Around the water coolers of the Interwebs lately a number of lawyers took umbrage at a MinnPost story by Doug Grow regarding Gov. Mark Dayton’s budget proposal. The governor has proposed a sales tax on professional services (including legal services), and Grow’s article quoted bar association President Robert Enger that “taxing legal services will harm the middle class.”
What really sparked ire was Grow’s own reaction to the quotation. Among the insults lobbed from the peanut gallery of Grow’s article was his comment that the lawyers in Minnesota don’t care about the middle class.
It is easy enough to mock Grow for planting his flag so proudly at the summit of Mount Uninformed, but there is a more fundamental point here: We have not done a good enough job explaining what the downside of such a tax is, and why it is not only harmful to lawyers but to the public as well.
The downside of a tax, as Glenn Hubbard recently and simply commented on NPR’s “Intelligence Squared” debate on taxation, is that “if you tax something, you get less of it.” And he should know: Mr. Hubbard was the chairman of the Council of Economic Advisors under President George W. Bush, a former deputy assistant secretary for tax policy in the Treasury Department, and he is now dean of the Columbia Business School. More taxes on professional legal services means less people can afford them.
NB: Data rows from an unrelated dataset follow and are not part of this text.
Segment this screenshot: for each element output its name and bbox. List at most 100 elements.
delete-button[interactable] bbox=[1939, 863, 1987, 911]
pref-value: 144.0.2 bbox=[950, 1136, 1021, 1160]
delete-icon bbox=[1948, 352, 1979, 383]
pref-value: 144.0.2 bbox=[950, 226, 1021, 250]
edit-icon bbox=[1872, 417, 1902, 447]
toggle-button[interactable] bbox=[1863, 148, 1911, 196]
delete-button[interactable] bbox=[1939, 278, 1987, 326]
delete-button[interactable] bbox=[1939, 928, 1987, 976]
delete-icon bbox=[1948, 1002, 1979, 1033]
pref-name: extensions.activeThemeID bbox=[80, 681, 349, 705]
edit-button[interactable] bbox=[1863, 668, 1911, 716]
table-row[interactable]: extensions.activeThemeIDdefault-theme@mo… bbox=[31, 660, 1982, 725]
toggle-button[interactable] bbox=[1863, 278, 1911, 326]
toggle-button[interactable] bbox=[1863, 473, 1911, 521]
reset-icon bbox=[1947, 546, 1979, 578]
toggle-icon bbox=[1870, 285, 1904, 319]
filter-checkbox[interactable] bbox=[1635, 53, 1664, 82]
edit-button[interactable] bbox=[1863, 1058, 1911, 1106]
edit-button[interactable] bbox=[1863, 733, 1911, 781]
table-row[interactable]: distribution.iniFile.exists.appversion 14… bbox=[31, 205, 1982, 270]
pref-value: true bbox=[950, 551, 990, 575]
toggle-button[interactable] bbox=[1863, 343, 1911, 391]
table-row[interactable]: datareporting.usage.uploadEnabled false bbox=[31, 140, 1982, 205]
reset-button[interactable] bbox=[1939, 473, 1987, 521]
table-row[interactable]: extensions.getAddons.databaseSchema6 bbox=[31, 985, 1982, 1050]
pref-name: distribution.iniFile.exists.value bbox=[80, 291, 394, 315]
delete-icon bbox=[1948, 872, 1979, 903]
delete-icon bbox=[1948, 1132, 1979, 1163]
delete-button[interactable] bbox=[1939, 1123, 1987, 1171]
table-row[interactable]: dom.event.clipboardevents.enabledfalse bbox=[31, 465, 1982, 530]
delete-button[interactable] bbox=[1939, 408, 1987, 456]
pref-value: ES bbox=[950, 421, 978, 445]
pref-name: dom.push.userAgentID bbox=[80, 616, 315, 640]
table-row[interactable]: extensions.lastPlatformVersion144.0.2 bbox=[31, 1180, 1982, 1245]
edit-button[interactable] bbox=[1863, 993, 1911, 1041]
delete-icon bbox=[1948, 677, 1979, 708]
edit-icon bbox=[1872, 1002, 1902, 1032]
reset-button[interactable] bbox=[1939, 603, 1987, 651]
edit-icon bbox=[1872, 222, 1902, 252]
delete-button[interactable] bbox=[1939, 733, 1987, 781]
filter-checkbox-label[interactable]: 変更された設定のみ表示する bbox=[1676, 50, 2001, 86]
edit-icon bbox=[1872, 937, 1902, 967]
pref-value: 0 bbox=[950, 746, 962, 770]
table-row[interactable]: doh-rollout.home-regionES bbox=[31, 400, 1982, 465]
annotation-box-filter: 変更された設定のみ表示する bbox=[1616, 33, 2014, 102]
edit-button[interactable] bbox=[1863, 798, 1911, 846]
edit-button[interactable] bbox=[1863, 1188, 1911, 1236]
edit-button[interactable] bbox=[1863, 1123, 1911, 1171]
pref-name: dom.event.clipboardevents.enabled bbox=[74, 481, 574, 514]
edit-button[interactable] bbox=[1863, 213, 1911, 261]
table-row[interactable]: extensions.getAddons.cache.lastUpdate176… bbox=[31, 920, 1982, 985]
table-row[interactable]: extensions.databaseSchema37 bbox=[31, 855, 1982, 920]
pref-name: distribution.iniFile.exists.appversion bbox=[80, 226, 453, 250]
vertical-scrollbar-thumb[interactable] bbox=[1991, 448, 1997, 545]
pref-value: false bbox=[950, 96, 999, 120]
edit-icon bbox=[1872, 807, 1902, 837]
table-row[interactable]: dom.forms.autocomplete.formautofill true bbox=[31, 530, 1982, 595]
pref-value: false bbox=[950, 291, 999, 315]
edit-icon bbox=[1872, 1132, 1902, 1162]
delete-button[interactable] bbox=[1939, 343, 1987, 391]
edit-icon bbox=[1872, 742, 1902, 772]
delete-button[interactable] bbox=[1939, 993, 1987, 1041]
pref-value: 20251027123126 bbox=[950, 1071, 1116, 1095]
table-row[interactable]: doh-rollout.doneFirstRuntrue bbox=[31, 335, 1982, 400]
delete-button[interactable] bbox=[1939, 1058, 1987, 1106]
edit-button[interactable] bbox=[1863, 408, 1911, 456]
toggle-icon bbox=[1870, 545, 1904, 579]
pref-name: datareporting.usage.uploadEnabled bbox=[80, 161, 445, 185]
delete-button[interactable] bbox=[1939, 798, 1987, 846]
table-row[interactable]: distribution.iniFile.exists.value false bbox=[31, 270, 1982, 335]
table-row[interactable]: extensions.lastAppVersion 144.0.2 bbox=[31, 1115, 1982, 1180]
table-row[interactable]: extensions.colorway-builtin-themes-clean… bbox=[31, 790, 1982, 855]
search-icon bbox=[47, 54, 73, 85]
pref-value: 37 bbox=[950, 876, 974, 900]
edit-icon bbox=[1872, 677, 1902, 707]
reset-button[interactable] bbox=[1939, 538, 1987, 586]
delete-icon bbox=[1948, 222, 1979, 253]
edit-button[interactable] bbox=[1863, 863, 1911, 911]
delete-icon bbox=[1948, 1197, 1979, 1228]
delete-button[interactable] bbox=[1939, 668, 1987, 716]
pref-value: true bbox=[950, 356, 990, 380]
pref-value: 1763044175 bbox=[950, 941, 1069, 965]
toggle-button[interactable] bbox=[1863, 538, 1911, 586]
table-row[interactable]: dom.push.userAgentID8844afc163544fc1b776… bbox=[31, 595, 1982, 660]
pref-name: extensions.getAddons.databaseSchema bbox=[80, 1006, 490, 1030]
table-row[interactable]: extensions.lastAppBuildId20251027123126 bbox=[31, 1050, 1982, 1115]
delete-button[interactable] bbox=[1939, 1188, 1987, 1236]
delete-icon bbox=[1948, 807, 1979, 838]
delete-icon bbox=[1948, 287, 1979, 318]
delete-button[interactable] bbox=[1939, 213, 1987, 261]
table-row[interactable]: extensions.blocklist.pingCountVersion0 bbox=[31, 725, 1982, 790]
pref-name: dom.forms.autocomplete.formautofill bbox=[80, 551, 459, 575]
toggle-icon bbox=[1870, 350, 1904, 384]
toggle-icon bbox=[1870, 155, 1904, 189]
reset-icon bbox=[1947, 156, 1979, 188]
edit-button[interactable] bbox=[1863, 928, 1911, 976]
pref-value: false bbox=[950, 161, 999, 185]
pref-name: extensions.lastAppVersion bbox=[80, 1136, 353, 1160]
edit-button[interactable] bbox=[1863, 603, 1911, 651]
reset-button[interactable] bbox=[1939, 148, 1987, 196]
For small firms, of course, there are a number of issues involved in this. Of primary concern to us as small business owners is anything that takes effort away from providing legal services in favor of adding complications to the administration of the business.
The addition of a monthly sales tax accounting and reporting system would add a significant layer of complexity to a small business. Complexity adds overhead. Every unbilled hour a solo attorney has to invest in her business means an increase in the billable rate to maintain the bottom lin — yet another increased cost to the consumer of legal services.
More important, however, is the question of who is bearing the brunt of this cost. Like all sales taxes, a tax on services is inherently regressive: A greater percentage of the income of those in poverty is spent on sales taxes, as opposed to the wealthy.
While the state provides criminal defense attorneys to those who are too poor to hire an attorney — “too poor,” of course, being a relative term these days — parties in civil, family and housing court cases are going pro se in ever-increasing numbers. More and more, the price point of hiring a champion to do battle for you in the justice system is beyond the reach not only of the poor but the middle class as well. While big businesses, commercial litigants and the wealthy may be able to absorb the increased cost, there can be no doubt that Dayton’s plan has the potential to tax more Minnesotans out of the justice system.
Any time you make something more expensive there will be people who could afford the service before the price hike who cannot afford it after. The small firms and solo practitioners are the lawyers most likely to be affected by this, as they are the ones whose business survival is most closely tied to services for the poor and middle class. There will be people who paid for legal services before who now will be looking for pro bono legal services, turning to DIY solutions like LegalZoom, representing themselves or foregoing the justice system altogether.
There may be a way to help the poor and middle class while still raising revenue for a state that is facing a $1.1 billion deficit, but before I begin to spout a wildly idealistic plan, I should state that IRS Circular 230 requires me to inform you that I am not a tax attorney, have never been a tax attorney, and that although I did (somehow) manage to get an A in Individual Income Tax in law school, any resemblance the following idea has to any tax policy, sensible or not, is purely coincidental.
If our real issue is that the people hardest hit by the tax will be those who can no longer afford legal services, we should create greater incentive to provide those services for free. The ABA’s model asks 50 hours of pro bono services per year, and that’s a good thing. Unlike monetary donations to a nonprofit, however, this sort of charitable work is not tax deductible — but only because we say it isn’t. There’s no particular reason the state couldn’t, say, make a lawyer’s next 50 hours of pro bono work tax deductible, offsetting the increased numbers of people who can no longer afford legal services by creating incentive to provide those services for free.
Tantrums from people like Doug Grow are ensconced in the warm embrace of public opinion when we as lawyers do not demonstrate that we care about more than just our own profit line. There’s absolutely nothing wrong with trying to keep the cost to our consumers low. Like any small business, solo and small firms survive only when their consumers can afford their goods or services.
But there should be a broader discussion of how this increase in cost will affect the poor and middle class’ ability to get legal representation, and what we as lawyers can do to make sure that any tax increase does not fall hardest on those it will hurt most.